ECLI:NL:RBSGR:2009:BK1095
Rechtbank 's-Gravenhage
- Eerste aanleg - enkelvoudig
- Rechtspraak.nl
Vaststelling van de verdeling van zorg- en opvoedingstaken na echtscheiding
In deze zaak heeft de Rechtbank 's-Gravenhage op 26 juni 2009 uitspraak gedaan in een geschil tussen een moeder en een vader over de verdeling van zorg- en opvoedingstaken van hun minderjarige kinderen. De zaak is behandeld naar aanleiding van een verzoek van de moeder, dat op 7 mei 2008 was ingediend, en een zelfstandig verzoek van de vader. Tijdens de zitting op 29 mei 2009 waren beide partijen aanwezig, vergezeld door hun advocaten en een vertegenwoordiger van de Raad voor de Kinderbescherming. De rechtbank heeft vastgesteld dat de Wet bevordering voortgezet ouderschap en zorgvuldige scheiding per 1 maart 2009 in werking is getreden, wat invloed heeft op de beoordeling van de verzoeken.

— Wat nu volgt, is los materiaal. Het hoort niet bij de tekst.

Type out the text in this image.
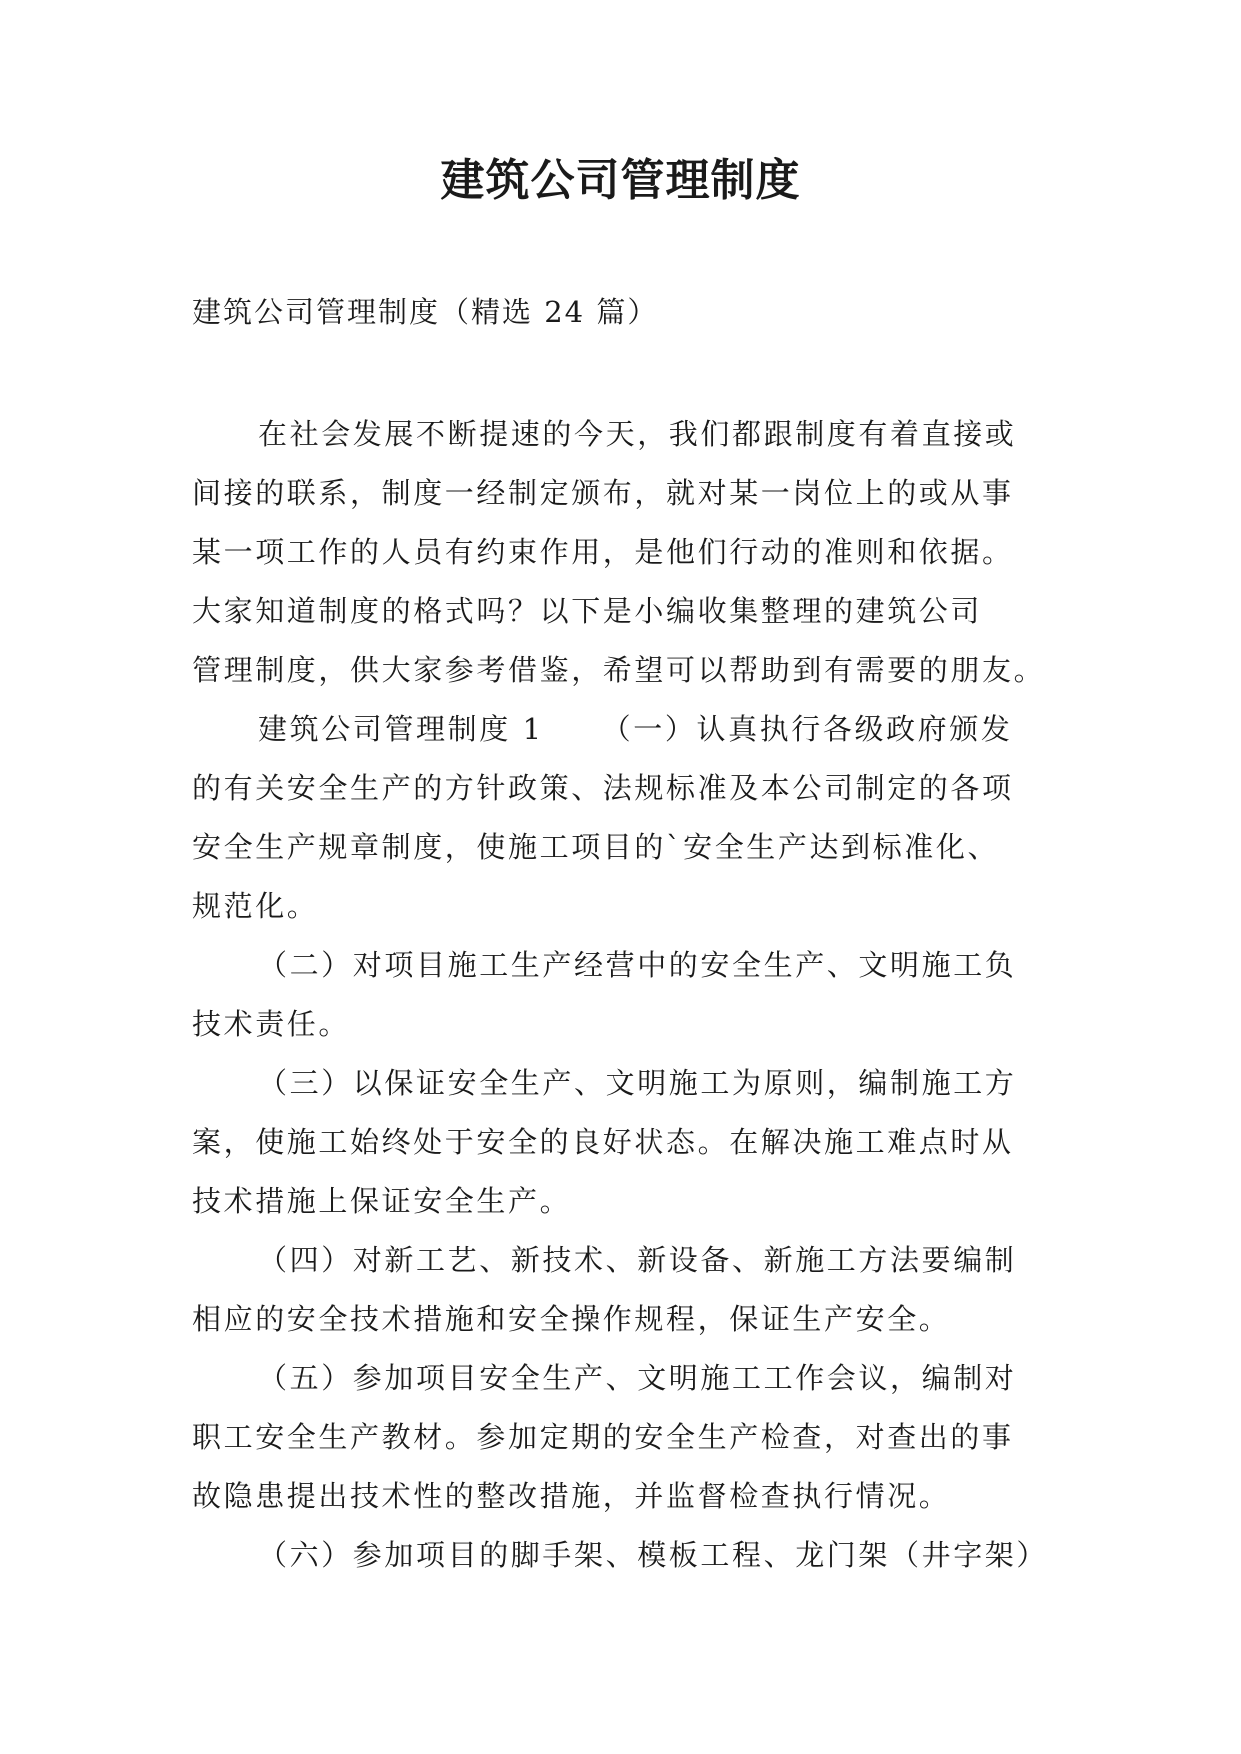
建筑公司管理制度
建筑公司管理制度（精选 24 篇）
在社会发展不断提速的今天，我们都跟制度有着直接或
间接的联系，制度一经制定颁布，就对某一岗位上的或从事
某一项工作的人员有约束作用，是他们行动的准则和依据。
大家知道制度的格式吗？以下是小编收集整理的建筑公司
管理制度，供大家参考借鉴，希望可以帮助到有需要的朋友。
建筑公司管理制度 1 （一）认真执行各级政府颁发
的有关安全生产的方针政策、法规标准及本公司制定的各项
安全生产规章制度，使施工项目的`安全生产达到标准化、
规范化。
（二）对项目施工生产经营中的安全生产、文明施工负
技术责任。
（三）以保证安全生产、文明施工为原则，编制施工方
案，使施工始终处于安全的良好状态。在解决施工难点时从
技术措施上保证安全生产。
（四）对新工艺、新技术、新设备、新施工方法要编制
相应的安全技术措施和安全操作规程，保证生产安全。
（五）参加项目安全生产、文明施工工作会议，编制对
职工安全生产教材。参加定期的安全生产检查，对查出的事
故隐患提出技术性的整改措施，并监督检查执行情况。
（六）参加项目的脚手架、模板工程、龙门架（井字架）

De moeder heeft betoogd dat de huidige contactregeling niet werkbaar is en dat de kinderen gebaat zijn bij een vereenvoudigde regeling. De vader daarentegen heeft gesteld dat de huidige regeling goed verloopt en in het belang van de kinderen is. De Raad voor de Kinderbescherming heeft benadrukt dat goede communicatie tussen de ouders essentieel is voor het welzijn van de kinderen.
De rechtbank heeft geconcludeerd dat, hoewel de communicatie tussen de ouders problematisch is, er geen objectieve gronden zijn om de huidige contactregeling te wijzigen. De rechtbank heeft de bestaande regeling gehandhaafd, waarbij de kinderen bij de vader verblijven van dinsdagmiddag tot maandagochtend om de veertien dagen. De rechtbank heeft partijen aangespoord om hun communicatie te verbeteren en heeft hen erop gewezen dat zij verantwoordelijk blijven voor de opvoeding van hun kinderen, ondanks hun echtscheiding. De beschikking is uitvoerbaar bij voorraad verklaard en iedere partij draagt zijn eigen proceskosten.